Most network shows air for 22 episodes a season, employing writers for almost a year. But streaming and premium cable shows usually have six, eight or ten episodes per season and smaller writers’ rooms, meaning there’s less work and their writers are constantly hustling to find new gigs.
Sierra said film and TV writers are undervalued.
“We are the ones that are creating every action, every word that you see on screen,” she said. “So why is it that some of us are struggling to survive? I don’t think it makes any sense.”
Before the WGA strike began, Sierra used her earnings to help financially support her mom.
“I help my mother with her bills. She lives in Massachusetts, so I help her out. Right now because of the strike, she had to [get] a second job until the strike is done,” Sierra explained. “That’s just the way things are. We just want to be able to survive in a city like Los Angeles. This is a very expensive city to live in. We’re not asking for mansions, we’re just asking to be able to reach the middle class.”
Talks between the WGA and the major studios and streamers broke down earlier this month.
The guild represents 11,500 film and television writers, mostly in Los Angeles and New York.
The union is calling for industry standards on the number of writers assigned to each show.

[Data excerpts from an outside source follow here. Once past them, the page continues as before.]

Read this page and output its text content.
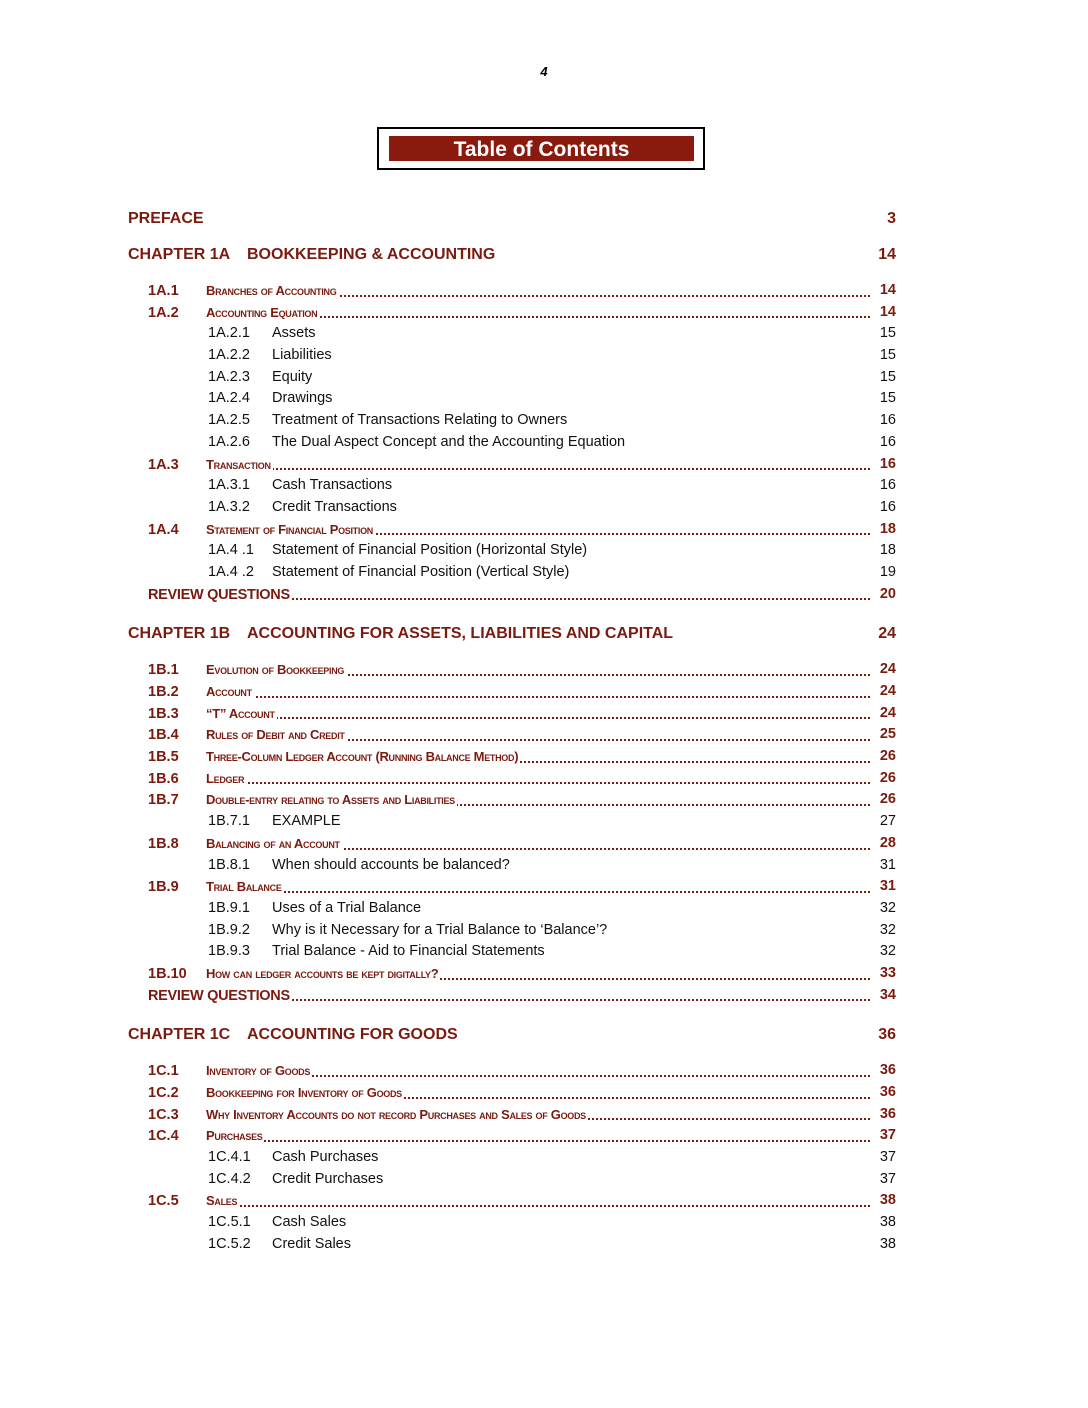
4
Table of Contents
PREFACE	3
CHAPTER 1A BOOKKEEPING & ACCOUNTING	14
1A.1 Branches of Accounting	14
1A.2 Accounting Equation	14
1A.2.1 Assets	15
1A.2.2 Liabilities	15
1A.2.3 Equity	15
1A.2.4 Drawings	15
1A.2.5 Treatment of Transactions Relating to Owners	16
1A.2.6 The Dual Aspect Concept and the Accounting Equation	16
1A.3 Transaction	16
1A.3.1 Cash Transactions	16
1A.3.2 Credit Transactions	16
1A.4 Statement of Financial Position	18
1A.4 .1 Statement of Financial Position (Horizontal Style)	18
1A.4 .2 Statement of Financial Position (Vertical Style)	19
REVIEW QUESTIONS	20
CHAPTER 1B ACCOUNTING FOR ASSETS, LIABILITIES AND CAPITAL	24
1B.1 Evolution of Bookkeeping	24
1B.2 Account	24
1B.3 “T” Account	24
1B.4 Rules of Debit and Credit	25
1B.5 Three-Column Ledger Account (Running Balance Method)	26
1B.6 Ledger	26
1B.7 Double-entry relating to Assets and Liabilities	26
1B.7.1 EXAMPLE	27
1B.8 Balancing of an Account	28
1B.8.1 When should accounts be balanced?	31
1B.9 Trial Balance	31
1B.9.1 Uses of a Trial Balance	32
1B.9.2 Why is it Necessary for a Trial Balance to ‘Balance’?	32
1B.9.3 Trial Balance - Aid to Financial Statements	32
1B.10 How can ledger accounts be kept digitally?	33
REVIEW QUESTIONS	34
CHAPTER 1C ACCOUNTING FOR GOODS	36
1C.1 Inventory of Goods	36
1C.2 Bookkeeping for Inventory of Goods	36
1C.3 Why Inventory Accounts do not record Purchases and Sales of Goods	36
1C.4 Purchases	37
1C.4.1 Cash Purchases	37
1C.4.2 Credit Purchases	37
1C.5 Sales	38
1C.5.1 Cash Sales	38
1C.5.2 Credit Sales	38
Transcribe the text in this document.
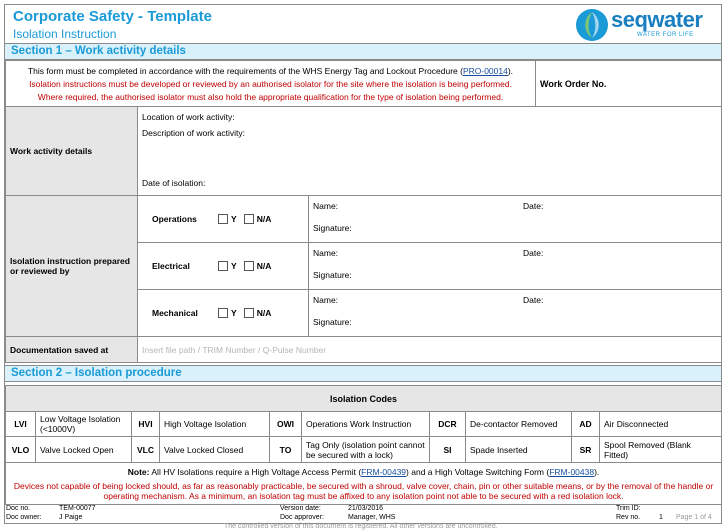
Corporate Safety - Template
Isolation Instruction
seqwater
WATER FOR LIFE
Section 1 – Work activity details
This form must be completed in accordance with the requirements of the WHS Energy Tag and Lockout Procedure (PRO-00014).
Isolation instructions must be developed or reviewed by an authorised isolator for the site where the isolation is being performed.
Where required, the authorised isolator must also hold the appropriate qualification for the type of isolation being performed.			Work Order No.
Work activity details	Location of work activity:
Description of work activity:
Date of isolation:		

Isolation instruction prepared or reviewed by	Operations Y N/A	Name: Date:
Signature:	

	Electrical Y N/A	Name: Date:
Signature:	

	Mechanical Y N/A	Name: Date:
Signature:	

Documentation saved at	Insert file path / TRIM Number / Q-Pulse Number		
Section 2 – Isolation procedure
Isolation Codes									
LVI	Low Voltage Isolation (<1000V)	HVI	High Voltage Isolation	OWI	Operations Work Instruction	DCR	De-contactor Removed	AD	Air Disconnected
VLO	Valve Locked Open	VLC	Valve Locked Closed	TO	Tag Only (isolation point cannot be secured with a lock)	SI	Spade Inserted	SR	Spool Removed (Blank Fitted)

Note: All HV Isolations require a High Voltage Access Permit (FRM-00439) and a High Voltage Switching Form (FRM-00438).
Devices not capable of being locked should, as far as reasonably practicable, be secured with a shroud, valve cover, chain, pin or other suitable means, or by the removal of the handle or operating mechanism. As a minimum, an isolation tag must be affixed to any isolation point not able to be secured with a red isolation lock.									
Doc no.	TEM-00077
Doc owner:	J Paige
Version date:	21/03/2016
Doc approver:	Manager, WHS
Trim ID:
Rev no.	1 Page 1 of 4
The controlled version of this document is registered. All other versions are uncontrolled.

According to a breakdown of its contract proposals on the WGA website, the union requested a minimum staff of six writers per project; pay increases; increases in streaming residuals; and rules that would limit the use of artificial intelligence in writing projects.
The Alliance of Motion Picture and Television Producers (AMPTP), which represents the studios and streamers, has said it made a “generous” offer to the union before the talks broke down.
“The AMPTP presented a comprehensive package proposal to the guild… which included generous increases in compensation for writers as well as improvements in streaming residuals,” the AMPTP said in a statement on the eve of the strike.
This is the first WGA strike since 2007. The last walkout caused an estimated $2 billion in economic damage.
Since the current strike began, writers and their supporters from other unions, including SAG-AFTRA, have been picketing at designated sites outside Sony, Disney, NBCUniversal, Amazon, Netflix, Fox, Warner Bros., and Paramount.
The walkout has caused an increasing number of shows to halt production, including late-night programs and Saturday Night Live. The MTV Movie & TV Awards canceled their live show on Sunday, only airing clips from past awards and pre-taped acceptance speeches. As the strike continues, there will be more fallout.
On its website, the WGA West is asking members here on the West Coast to picket “each week day, for a 4-hour shift.”
Santa Sierra said she hopes the two sides can reach an agreement soon, but she’s planning “for the worst.”
“The thing about being a writer is that you always have to prepare because you don’t really know what is going to come next,” she explained. “You don’t really know if you’re going to have a job… we’re always prepared for the worst.”